A-Streptokokken

Nach Schnelltest: Antibiotikum vom Apotheker APOTHEKE ADHOC, 05.04.2017 14:38 Uhr

Berlin - 

In einigen europäischen Ländern werden Apothekern immer mehr Aufgaben in der Primärversorgung von Patienten zu übertragen. In der Schweiz dürfen Apotheker bereits impfen und demnächst auch einige bisher verschreibungspflichtige Medikamente ohne Rezept abgeben. Auch der englische National Health Service (NHS) will Pharmazeuten künftig stärker in die Patientenversorgung einbinden.

Jedes Jahr kommen nach Angaben des NHS rund 1,2 Millionen Engländer mit Halsschmerzen zum Hausarzt. Fast zwei Drittel von ihnen erhalten dort ein Antibiotikum. Studien hätten allerdings gezeigt, dass weniger als 10 Prozent der Menschen, die über Halsschmerzen klagen, tatsächlich eine bakterielle Infektion haben.

Als Reaktion auf unnötige Hausarzt-Besuche und die nicht indizierte Verschreibung von Antibiotika bei Virusinfektionen wurde nun ein Pilotprojekt ins Leben gerufen, das Schnelltests und eine sofortigen antibiotische Behandlung im Bedarfsfall beinhaltet. Demnach sollen Patienten mit Halsschmerzen zuerst in die Apotheke vor Ort gehen. Dort wird ein Rachenabstrich gemacht und ein A-Streptokokken-Schnelltest durchgeführt. Im Falle einer bakteriellen Infektion dürfen Pharmazeuten gleich ohne ein Rezept ein Antibiotikum abgeben.

In der Tat mussten zwei Drittel der insgesamt 367 Patienten, die das Angebot bisher getestet haben, keine Antibiotika nehmen, da ihre Halsschmerzen auf eine Virusinfektion zurückzuführen waren. Würde diese Dienstleistung auf nationaler Ebene eingeführt, würden 800.000 Hausarzt-Besuche wegfallen und damit rund 34 Millionen Pfund pro Jahr eingespart, rechnen die Projektverantwortlichen vor. Das Projekt läuft über den NHS Innovation Accelerator (NIA), eine Art Innovationsfonds des National Health Service.

Ein solches Angebot in Apotheken bringt aus Sicht der Behörde mehrere Vorteile. Einerseits ist es deutlich günstiger als ein Hausarztbesuch. Hausärzte und Notfallstellen würden außerdem nicht unwesentlich entlastet. Andererseits werden dabei weniger Antibiotika verschrieben. Auch Patienten würden von der Verlagerung gewisser Leistungen in die Apotheke profitieren. Die bisherigen Patienten hätten sich positiv über die neue Dienstleistung geäußert und die Zeitersparnis gegenüber einem Hausarztbesuch betont.

Das Pilotprojekt passt in die Gesamtstrategie des NHS. Demnach sollen Pharmazeuten künftig mehr in die Primärversorgung eingebunden werden und Anlaufstelle bei vielen Gesundheitsfragen sein.

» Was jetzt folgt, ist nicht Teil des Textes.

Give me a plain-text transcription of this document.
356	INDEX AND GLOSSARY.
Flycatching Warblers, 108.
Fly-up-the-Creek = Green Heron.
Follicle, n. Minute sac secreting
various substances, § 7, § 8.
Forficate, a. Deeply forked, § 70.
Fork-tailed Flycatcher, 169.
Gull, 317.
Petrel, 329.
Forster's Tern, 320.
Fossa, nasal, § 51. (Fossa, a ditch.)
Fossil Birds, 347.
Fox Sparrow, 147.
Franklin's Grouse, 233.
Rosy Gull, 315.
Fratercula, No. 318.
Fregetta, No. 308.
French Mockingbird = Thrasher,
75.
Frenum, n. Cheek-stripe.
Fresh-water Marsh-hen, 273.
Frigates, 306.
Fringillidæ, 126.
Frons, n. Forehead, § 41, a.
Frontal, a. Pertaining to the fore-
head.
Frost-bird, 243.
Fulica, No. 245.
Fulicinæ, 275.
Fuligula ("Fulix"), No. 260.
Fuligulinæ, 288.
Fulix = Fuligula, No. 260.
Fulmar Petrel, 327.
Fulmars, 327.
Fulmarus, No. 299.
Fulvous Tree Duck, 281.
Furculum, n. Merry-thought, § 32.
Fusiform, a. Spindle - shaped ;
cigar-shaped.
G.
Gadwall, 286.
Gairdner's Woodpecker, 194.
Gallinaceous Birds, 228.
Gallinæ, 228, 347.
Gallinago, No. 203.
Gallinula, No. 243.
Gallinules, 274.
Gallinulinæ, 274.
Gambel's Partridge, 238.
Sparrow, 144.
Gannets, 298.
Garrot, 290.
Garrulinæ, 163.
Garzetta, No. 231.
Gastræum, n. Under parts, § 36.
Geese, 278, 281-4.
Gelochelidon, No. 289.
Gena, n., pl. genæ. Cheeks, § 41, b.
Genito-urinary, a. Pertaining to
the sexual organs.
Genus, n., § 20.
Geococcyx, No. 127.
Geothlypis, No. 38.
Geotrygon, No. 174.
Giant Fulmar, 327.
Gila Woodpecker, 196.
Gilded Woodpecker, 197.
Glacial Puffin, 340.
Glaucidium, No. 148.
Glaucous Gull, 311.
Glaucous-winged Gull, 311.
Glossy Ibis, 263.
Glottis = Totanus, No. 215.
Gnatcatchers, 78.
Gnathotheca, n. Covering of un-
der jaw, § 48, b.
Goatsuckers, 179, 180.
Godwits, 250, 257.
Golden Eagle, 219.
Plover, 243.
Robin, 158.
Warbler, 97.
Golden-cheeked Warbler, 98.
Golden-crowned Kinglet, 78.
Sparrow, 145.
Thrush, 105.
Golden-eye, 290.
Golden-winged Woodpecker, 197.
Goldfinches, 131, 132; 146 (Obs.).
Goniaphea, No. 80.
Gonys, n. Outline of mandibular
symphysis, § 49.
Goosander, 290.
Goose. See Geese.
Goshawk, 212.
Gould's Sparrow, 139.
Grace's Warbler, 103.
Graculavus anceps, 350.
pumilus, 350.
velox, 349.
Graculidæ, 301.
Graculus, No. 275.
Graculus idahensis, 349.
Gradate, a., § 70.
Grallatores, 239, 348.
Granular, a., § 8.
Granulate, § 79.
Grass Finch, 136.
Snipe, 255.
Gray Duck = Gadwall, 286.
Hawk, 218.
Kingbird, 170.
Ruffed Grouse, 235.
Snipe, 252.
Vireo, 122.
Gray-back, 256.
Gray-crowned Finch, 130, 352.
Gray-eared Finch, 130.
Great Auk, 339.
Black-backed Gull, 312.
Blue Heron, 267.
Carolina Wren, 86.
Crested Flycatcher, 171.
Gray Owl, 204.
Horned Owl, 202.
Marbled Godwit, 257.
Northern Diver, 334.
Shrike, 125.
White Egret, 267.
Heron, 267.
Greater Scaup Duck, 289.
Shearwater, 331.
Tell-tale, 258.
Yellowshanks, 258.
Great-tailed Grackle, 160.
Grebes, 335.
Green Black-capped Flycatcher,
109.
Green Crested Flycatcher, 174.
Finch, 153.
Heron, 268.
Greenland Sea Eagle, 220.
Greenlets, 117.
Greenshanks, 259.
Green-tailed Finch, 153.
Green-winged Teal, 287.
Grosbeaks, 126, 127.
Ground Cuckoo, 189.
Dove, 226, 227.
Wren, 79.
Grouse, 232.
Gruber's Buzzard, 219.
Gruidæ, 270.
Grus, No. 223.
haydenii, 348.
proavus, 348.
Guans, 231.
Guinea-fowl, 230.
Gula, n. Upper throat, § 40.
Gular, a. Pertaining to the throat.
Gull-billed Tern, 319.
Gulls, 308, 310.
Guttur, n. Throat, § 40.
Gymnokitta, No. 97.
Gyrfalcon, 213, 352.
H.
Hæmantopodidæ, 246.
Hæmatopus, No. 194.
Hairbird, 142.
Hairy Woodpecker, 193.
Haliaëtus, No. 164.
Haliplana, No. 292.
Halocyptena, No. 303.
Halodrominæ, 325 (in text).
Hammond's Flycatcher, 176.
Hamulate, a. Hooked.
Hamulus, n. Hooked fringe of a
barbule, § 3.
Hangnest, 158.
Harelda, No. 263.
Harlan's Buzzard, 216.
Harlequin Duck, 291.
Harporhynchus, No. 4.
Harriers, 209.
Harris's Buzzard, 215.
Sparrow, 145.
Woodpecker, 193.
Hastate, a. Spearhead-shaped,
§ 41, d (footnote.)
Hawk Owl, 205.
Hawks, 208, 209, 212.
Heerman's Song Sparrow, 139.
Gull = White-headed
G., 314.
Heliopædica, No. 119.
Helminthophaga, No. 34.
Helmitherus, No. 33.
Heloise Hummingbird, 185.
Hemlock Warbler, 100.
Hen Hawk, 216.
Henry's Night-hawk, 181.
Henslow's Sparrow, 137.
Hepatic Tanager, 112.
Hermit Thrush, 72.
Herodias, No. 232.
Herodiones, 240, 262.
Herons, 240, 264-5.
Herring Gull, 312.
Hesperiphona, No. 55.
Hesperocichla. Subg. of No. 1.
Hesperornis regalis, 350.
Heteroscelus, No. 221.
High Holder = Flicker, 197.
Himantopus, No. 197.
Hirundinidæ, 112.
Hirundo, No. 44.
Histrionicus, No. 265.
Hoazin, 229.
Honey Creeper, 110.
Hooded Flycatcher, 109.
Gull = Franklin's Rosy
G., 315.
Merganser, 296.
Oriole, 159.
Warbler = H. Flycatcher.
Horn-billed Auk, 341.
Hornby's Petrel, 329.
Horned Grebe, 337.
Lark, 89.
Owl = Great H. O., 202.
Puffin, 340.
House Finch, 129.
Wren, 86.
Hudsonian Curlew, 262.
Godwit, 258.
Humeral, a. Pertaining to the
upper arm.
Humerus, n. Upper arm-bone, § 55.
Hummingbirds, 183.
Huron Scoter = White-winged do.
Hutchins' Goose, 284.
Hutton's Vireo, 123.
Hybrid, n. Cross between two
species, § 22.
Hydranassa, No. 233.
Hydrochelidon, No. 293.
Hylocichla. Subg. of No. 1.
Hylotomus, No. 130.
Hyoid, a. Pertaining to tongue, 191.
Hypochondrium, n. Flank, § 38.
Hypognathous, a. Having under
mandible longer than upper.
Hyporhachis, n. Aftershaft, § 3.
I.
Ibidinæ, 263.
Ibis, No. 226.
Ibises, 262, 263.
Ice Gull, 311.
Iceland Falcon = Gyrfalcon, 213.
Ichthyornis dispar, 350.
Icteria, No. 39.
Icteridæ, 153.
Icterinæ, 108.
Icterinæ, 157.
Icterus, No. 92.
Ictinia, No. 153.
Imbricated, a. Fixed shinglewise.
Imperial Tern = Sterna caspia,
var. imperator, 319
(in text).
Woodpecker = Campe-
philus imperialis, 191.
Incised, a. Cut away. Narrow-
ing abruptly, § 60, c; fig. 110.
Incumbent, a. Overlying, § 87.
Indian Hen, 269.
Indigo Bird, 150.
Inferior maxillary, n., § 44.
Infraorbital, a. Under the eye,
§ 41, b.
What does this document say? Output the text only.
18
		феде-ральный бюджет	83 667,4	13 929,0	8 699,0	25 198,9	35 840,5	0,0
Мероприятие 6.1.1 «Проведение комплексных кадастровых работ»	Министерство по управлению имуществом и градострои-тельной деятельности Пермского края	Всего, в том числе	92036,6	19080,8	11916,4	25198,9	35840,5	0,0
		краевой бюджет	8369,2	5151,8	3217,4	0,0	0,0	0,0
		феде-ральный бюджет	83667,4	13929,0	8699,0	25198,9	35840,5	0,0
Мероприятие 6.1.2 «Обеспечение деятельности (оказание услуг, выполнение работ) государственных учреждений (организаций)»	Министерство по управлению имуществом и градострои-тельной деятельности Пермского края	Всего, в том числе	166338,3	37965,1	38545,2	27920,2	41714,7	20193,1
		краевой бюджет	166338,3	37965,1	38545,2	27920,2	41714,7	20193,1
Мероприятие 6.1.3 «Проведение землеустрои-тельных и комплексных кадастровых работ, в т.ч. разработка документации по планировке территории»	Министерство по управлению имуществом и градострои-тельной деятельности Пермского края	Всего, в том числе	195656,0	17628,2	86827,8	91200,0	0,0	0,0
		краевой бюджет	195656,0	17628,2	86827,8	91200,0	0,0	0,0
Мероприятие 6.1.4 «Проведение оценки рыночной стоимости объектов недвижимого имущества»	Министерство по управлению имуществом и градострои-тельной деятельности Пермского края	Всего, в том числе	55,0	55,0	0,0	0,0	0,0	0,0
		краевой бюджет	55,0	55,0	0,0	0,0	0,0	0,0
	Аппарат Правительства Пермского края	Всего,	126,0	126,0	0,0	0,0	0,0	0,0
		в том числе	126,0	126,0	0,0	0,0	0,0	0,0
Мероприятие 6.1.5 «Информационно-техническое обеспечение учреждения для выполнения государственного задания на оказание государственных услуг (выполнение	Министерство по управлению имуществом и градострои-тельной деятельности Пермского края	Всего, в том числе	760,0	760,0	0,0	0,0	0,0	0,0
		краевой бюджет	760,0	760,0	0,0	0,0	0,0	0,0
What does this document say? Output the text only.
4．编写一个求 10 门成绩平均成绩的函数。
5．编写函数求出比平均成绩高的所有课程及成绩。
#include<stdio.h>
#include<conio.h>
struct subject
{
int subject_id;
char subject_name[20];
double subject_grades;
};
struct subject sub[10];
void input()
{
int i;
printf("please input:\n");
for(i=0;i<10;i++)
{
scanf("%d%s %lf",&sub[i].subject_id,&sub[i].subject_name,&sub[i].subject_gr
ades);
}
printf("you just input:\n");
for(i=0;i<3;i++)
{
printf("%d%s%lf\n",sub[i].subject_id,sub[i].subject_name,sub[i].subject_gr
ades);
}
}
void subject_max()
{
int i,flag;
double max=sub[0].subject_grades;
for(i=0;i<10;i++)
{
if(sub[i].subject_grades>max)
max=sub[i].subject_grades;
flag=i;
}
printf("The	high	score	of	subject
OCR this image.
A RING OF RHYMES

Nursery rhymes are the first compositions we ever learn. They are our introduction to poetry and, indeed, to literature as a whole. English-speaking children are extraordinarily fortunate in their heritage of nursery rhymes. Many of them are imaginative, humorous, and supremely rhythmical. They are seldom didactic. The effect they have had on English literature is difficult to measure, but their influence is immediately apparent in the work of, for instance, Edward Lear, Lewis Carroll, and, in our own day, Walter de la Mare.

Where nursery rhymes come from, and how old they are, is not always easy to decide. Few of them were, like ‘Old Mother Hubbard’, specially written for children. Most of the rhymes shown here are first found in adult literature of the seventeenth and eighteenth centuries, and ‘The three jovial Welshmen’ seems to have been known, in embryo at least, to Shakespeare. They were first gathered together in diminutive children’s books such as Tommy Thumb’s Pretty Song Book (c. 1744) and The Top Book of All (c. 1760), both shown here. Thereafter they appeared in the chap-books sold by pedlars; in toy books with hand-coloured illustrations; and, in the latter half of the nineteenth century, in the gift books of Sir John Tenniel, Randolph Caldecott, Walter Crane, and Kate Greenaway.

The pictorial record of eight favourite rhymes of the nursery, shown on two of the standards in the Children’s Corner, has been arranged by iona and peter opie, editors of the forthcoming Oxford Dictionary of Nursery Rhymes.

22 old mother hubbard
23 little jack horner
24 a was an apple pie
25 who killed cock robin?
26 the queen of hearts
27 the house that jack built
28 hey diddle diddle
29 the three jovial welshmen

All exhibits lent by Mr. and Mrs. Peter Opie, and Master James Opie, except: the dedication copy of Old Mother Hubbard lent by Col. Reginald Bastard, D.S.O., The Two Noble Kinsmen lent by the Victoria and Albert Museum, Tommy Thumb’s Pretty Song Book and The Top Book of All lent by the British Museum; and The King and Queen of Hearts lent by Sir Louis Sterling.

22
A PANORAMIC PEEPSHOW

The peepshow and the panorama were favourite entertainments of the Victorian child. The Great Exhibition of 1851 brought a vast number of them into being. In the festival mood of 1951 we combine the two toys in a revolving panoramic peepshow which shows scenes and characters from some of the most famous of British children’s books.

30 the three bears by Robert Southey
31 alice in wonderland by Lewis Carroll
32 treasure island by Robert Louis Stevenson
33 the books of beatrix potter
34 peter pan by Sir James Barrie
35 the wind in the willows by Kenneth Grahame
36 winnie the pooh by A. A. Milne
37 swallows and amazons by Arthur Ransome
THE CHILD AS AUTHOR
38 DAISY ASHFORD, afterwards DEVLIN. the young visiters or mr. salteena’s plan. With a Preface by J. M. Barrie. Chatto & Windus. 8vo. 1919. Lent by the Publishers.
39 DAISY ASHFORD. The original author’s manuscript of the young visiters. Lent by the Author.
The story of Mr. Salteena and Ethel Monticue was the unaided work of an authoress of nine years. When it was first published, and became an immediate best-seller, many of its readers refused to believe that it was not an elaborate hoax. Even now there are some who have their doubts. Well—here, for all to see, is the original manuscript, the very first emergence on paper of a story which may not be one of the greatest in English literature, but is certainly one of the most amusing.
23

Das geht aus dem Versorgungsplan der Behörde für die nächsten zwei Jahre, der vor Kurzem veröffentlicht wurde. Das übergeordnete Ziel: Krankenhäuser und Notaufnahmen sollen entlastet werden, indem vor allem Patienten mit Bagatellerkrankungen auf andere Versorger umgelenkt werden. Derzeit seien rund 2500 Krankenhaus-Betten mit Patienten besetzt, die eigentlich keine stationäre Behandlung benötigten.

Hierbei kommt auch Apothekern eine wichtige Rolle zu. So soll bereits in diesem Jahr damit begonnen werden, über den Electronic Prescription Service (EPS) eine nahtlose Verbindung zwischen der Notrufnummer des NHS (NHS 111) und den Notdiensten der Allgemeinärzte zu den Apotheken herzustellen. Ebenfalls im Laufe des Jahres sollen Apotheken Zugang zu Patientendaten erhalten, entweder über die Patientenakte Summary Care Record (SCR) oder lokale Dienste für den Austausch von Versorgungsdaten. Mehr als 96 Prozent der englischen Bevölkerung haben einen SCR.